Right now, at this moment, the States and the whole world are going through an event akin the Depression and Second World War rolled into one. We face economic uncertainty, widespread fear, and terrible death. Yet we’re also rallying around our communities and coming together – but still apart – to fight what’s being described as an “invisible enemy.” There’s no way this won’t shape our culture for years, and even generations, to come.

Again, it’s impossible to say how this crisis will shape said culture, because it largely depends on how it ends. If world governmental and civic institutions tidily wrap this up, expect scads of ra-ra patriotism and reverence to authority a la post-World War II era. If this ends with significant amounts of death and depression – currently the most likely course – expect more absurdism and cynicism, as in the Depression era. And existentialism is probably in the cards for either scenario, as well.

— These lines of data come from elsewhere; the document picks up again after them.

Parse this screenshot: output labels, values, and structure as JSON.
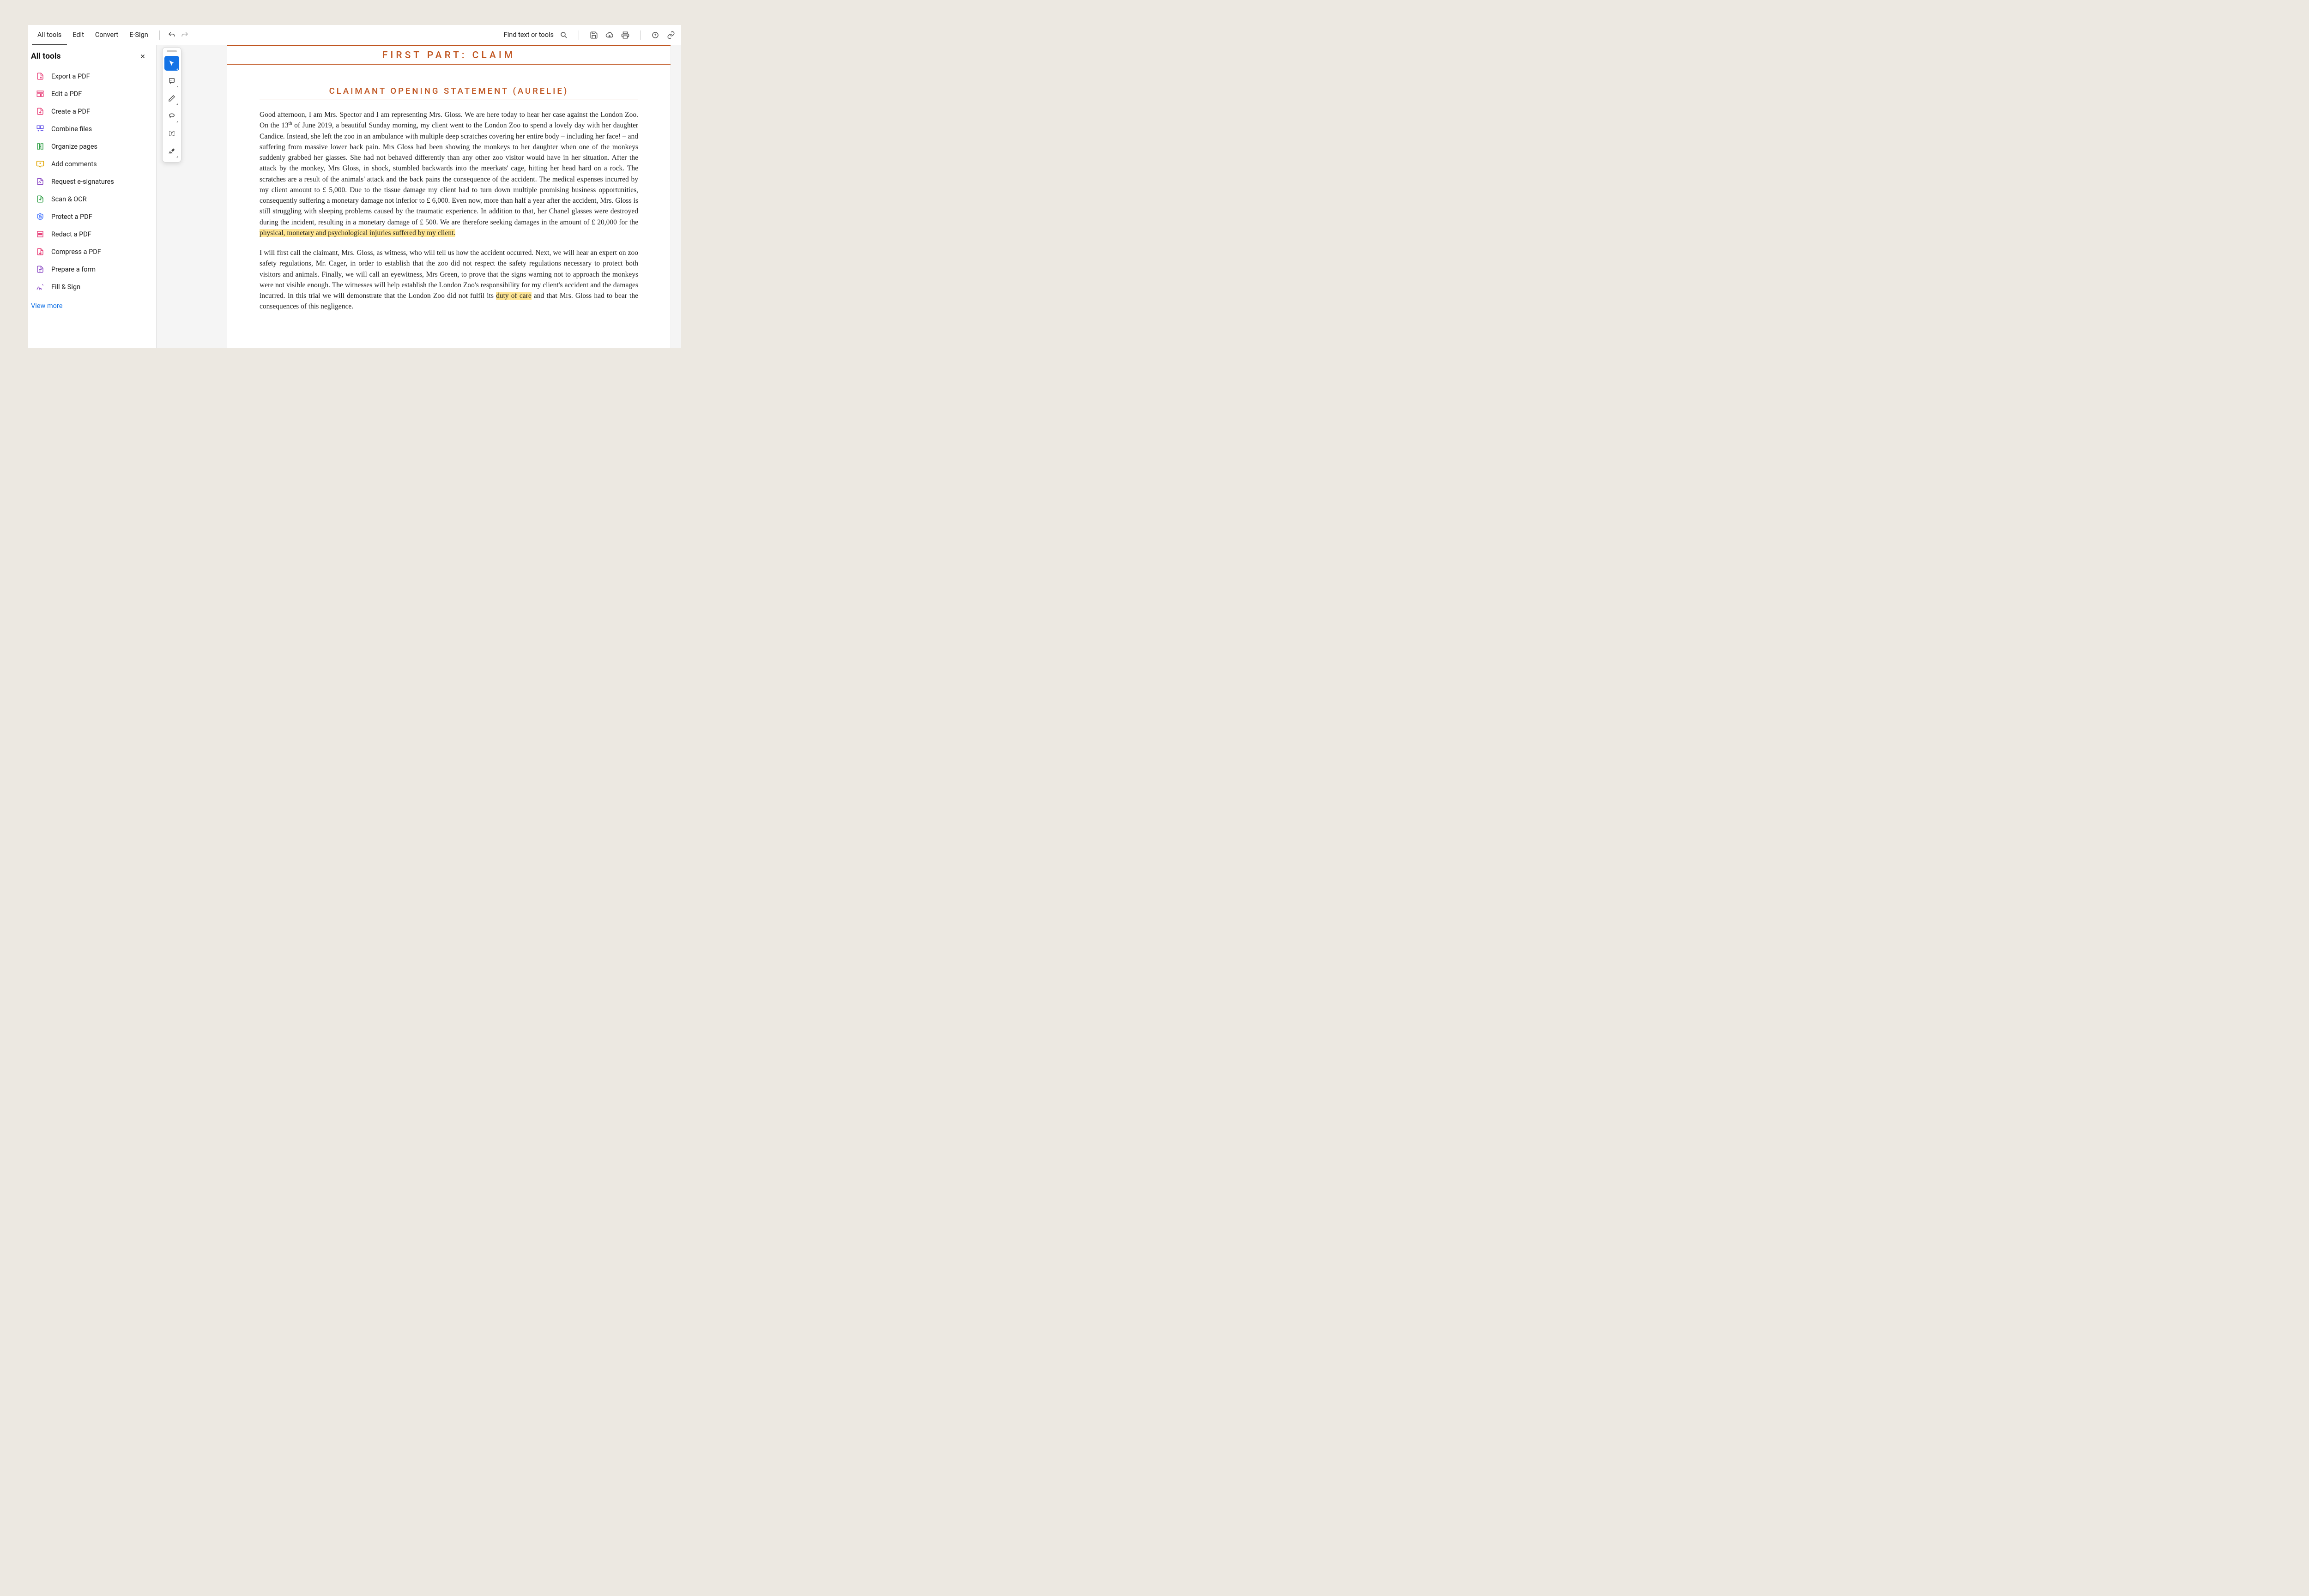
{
  "toolbar": {
    "menu": [
      "All tools",
      "Edit",
      "Convert",
      "E-Sign"
    ],
    "find_label": "Find text or tools"
  },
  "sidebar": {
    "title": "All tools",
    "items": [
      {
        "label": "Export a PDF",
        "color": "#e8447c"
      },
      {
        "label": "Edit a PDF",
        "color": "#e8447c"
      },
      {
        "label": "Create a PDF",
        "color": "#e8447c"
      },
      {
        "label": "Combine files",
        "color": "#6b5ce7"
      },
      {
        "label": "Organize pages",
        "color": "#2e9e44"
      },
      {
        "label": "Add comments",
        "color": "#e0a500"
      },
      {
        "label": "Request e-signatures",
        "color": "#8e4ec6"
      },
      {
        "label": "Scan & OCR",
        "color": "#2e9e44"
      },
      {
        "label": "Protect a PDF",
        "color": "#4f7cff"
      },
      {
        "label": "Redact a PDF",
        "color": "#e8447c"
      },
      {
        "label": "Compress a PDF",
        "color": "#e8447c"
      },
      {
        "label": "Prepare a form",
        "color": "#8e4ec6"
      },
      {
        "label": "Fill & Sign",
        "color": "#8e4ec6"
      }
    ],
    "view_more": "View more"
  },
  "document": {
    "h1": "FIRST PART: CLAIM",
    "h2": "CLAIMANT OPENING STATEMENT (AURELIE)",
    "p1_a": "Good afternoon, I am Mrs. Spector and I am representing Mrs. Gloss. We are here today to hear her case against the London Zoo. On the 13",
    "p1_sup": "th",
    "p1_b": " of June 2019, a beautiful Sunday morning, my client went to the London Zoo to spend a lovely day with her daughter Candice. Instead, she left the zoo in an ambulance with multiple deep scratches covering her entire body – including her face! – and suffering from massive lower back pain. Mrs Gloss had been showing the monkeys to her daughter when one of the monkeys suddenly grabbed her glasses. She had not behaved differently than any other zoo visitor would have in her situation. After the attack by the monkey, Mrs Gloss, in shock, stumbled backwards into the meerkats' cage, hitting her head hard on a rock. The scratches are a result of the animals' attack and the back pains the consequence of the accident. The medical expenses incurred by my client amount to £ 5,000. Due to the tissue damage my client had to turn down multiple promising business opportunities, consequently suffering a monetary damage not inferior to £ 6,000. Even now, more than half a year after the accident, Mrs. Gloss is still struggling with sleeping problems caused by the traumatic experience. In addition to that, her Chanel glasses were destroyed during the incident, resulting in a monetary damage of £ 500. We are therefore seeking damages in the amount of £ 20,000 for the ",
    "p1_hl": "physical, monetary and psychological injuries suffered by my client.",
    "p2_a": "I will first call the claimant, Mrs. Gloss, as witness, who will tell us how the accident occurred. Next, we will hear an expert on zoo safety regulations, Mr. Cager, in order to establish that the zoo did not respect the safety regulations necessary to protect both visitors and animals. Finally, we will call an eyewitness, Mrs Green, to prove that the signs warning not to approach the monkeys were not visible enough. The witnesses will help establish the London Zoo's responsibility for my client's accident and the damages incurred. In this trial we will demonstrate that the London Zoo did not fulfil its ",
    "p2_hl": "duty of care",
    "p2_b": " and that Mrs. Gloss had to bear the consequences of this negligence."
  }
}
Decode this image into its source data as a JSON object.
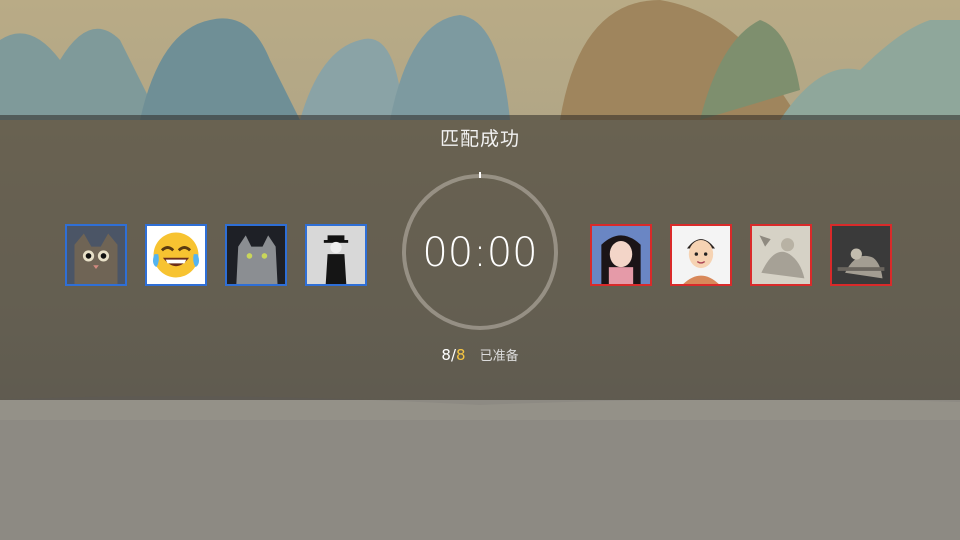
{
  "match": {
    "title": "匹配成功",
    "timer": "00:00",
    "ready_current": "8",
    "ready_separator": "/",
    "ready_total": "8",
    "ready_label": "已准备"
  },
  "colors": {
    "team_blue": "#2f6fd6",
    "team_red": "#d92a2a",
    "ready_total": "#f5c542"
  },
  "team_blue": [
    {
      "icon": "cat-avatar"
    },
    {
      "icon": "crying-laughing-emoji-avatar"
    },
    {
      "icon": "gray-cat-avatar"
    },
    {
      "icon": "man-in-hat-avatar"
    }
  ],
  "team_red": [
    {
      "icon": "anime-girl-avatar"
    },
    {
      "icon": "cartoon-boy-avatar"
    },
    {
      "icon": "sketch-avatar"
    },
    {
      "icon": "dark-sketch-avatar"
    }
  ]
}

It’s also just as likely that we’ll see a shift in our heroic archetypes. Just as the Great Depression brought the common person and their struggles to the forefront, so too will this pandemic create a new awareness, and appreciation, for struggling individual and communities from coast-to-coast. And, similarly, just as entertainment post-WWII celebrated that war’s heroes  – soldiers – we can expect post-coronavirus narratives to revolve around the champions of this war: healthcare workers. Perhaps we’ll see a version of a M.A.S.H. reboot, gallows humor and all?

Regardless of plots or casting, there’s no doubt the entertainment industry will innovate and adjust to the times, just as it always has, and we will all turn to entertainment to make sense of it all, just like normal.